Parks: Is this because while we know what other organs are doing—I mean, which physical processes in the body each is responsible for—we’re not sure what all this neural activity is for?

Manzotti: On the contrary. We know very well that neural activity controls behavior, the nervous system having evolved to meet complex external circumstances with appropriate reactions. The question is, did it also evolve to orchestrate an internal mental theater for us—David Chalmers’s “movie-in-the-head”? Or to “process information”? Stanislas Dehaene and Jean Pierre Changeux, two leading neuroscientists, recently claimed that to explain consciousness we must show “how an external or internal piece of information goes beyond nonconscious processing and gains access to conscious processing, a transition characterized by the existence of a reportable subjective experience.” There’s barely a word here that refers to anything physical.
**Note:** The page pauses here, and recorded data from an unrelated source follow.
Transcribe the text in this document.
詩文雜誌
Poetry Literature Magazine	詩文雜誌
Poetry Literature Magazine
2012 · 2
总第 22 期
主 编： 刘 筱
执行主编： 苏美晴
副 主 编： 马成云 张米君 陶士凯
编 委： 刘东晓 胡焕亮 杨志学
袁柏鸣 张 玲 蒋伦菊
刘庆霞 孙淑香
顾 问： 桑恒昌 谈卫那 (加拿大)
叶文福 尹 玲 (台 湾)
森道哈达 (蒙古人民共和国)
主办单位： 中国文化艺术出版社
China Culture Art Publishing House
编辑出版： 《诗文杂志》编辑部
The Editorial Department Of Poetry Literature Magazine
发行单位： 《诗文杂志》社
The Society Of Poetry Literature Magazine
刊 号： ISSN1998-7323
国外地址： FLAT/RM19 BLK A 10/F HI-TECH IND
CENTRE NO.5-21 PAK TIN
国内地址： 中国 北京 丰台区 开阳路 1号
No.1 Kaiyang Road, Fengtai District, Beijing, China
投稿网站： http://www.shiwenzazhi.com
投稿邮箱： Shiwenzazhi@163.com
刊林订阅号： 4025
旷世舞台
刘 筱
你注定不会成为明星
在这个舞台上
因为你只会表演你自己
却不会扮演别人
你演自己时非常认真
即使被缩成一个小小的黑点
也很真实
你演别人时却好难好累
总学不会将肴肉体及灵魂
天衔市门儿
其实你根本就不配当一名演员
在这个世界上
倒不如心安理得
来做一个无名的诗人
Parks: But is it really not possible to connect the notion of information with chemical exchanges occurring in the brain? Surely when we use a computer the information input is moved along toward the output through electrical signals. Can’t this also be the case with the brain? Hasn’t the philosopher Luciano Floridi claimed that “information is a physical phenomenon, subject to the laws of thermodynamics”?
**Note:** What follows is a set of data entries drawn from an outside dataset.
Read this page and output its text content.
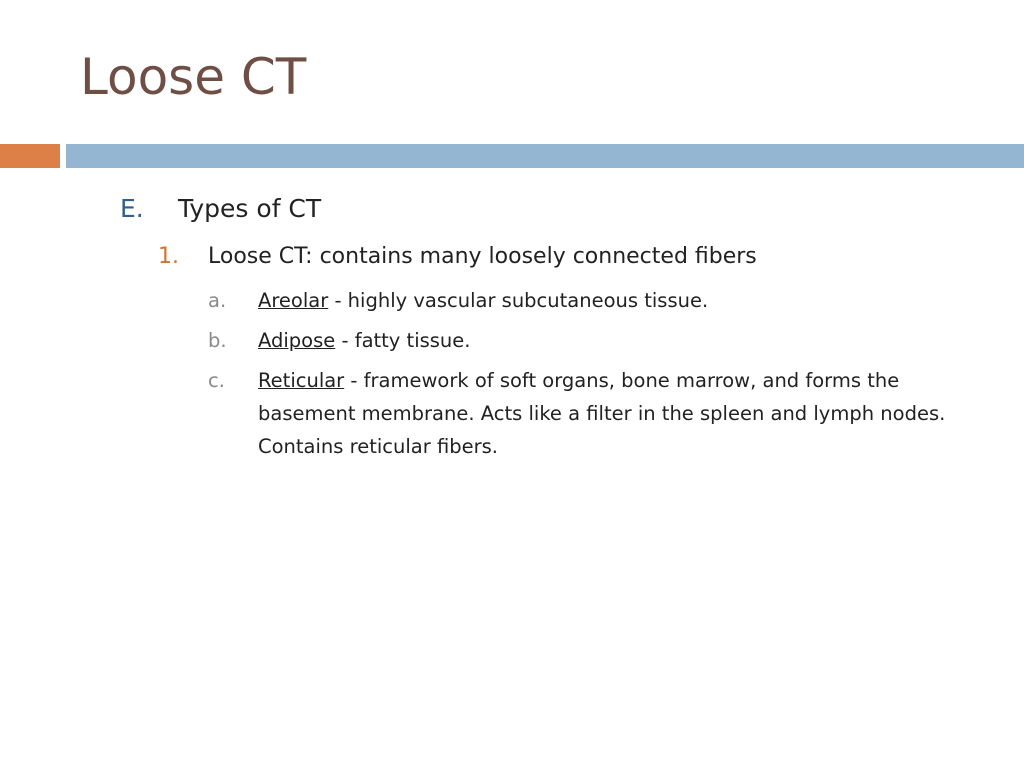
Loose CT
E. Types of CT
1. Loose CT: contains many loosely connected fibers
a.	Areolar - highly vascular subcutaneous tissue.
b.	Adipose - fatty tissue.
c.	Reticular - framework of soft organs, bone marrow, and forms the basement membrane. Acts like a filter in the spleen and lymph nodes. Contains reticular fibers.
Manzotti: Listen, when something physically exists and obeys the laws of thermodynamics, then you can find it, concretely. Electrons were predicted to exist and then found. Likewise the planet Neptune and a host of other things. But information, or data, is not a thing. It’s an idea we stipulated because it served a certain purpose, but it doesn’t exist physically, as an entity in its own right in the causal chain. Brutally, when we look inside a computer, or a brain, we don’t see or even detect information. Or data. We see physical stuff: voltage levels in a computer, chemicals in the brain.

Parks: So what you’re saying is that everything that goes on in a computer or in a brain could be fully and properly described without resorting to words like information or data?

Manzotti: Absolutely. Imagine you’re describing a battery; you will have to refer to electricity. It is an indispensable part of the thing. But, when you describe what the brain or even a calculator does, everything can be exhaustively described in terms of causal processes, chemical releases, and voltage changes without ever using the word information.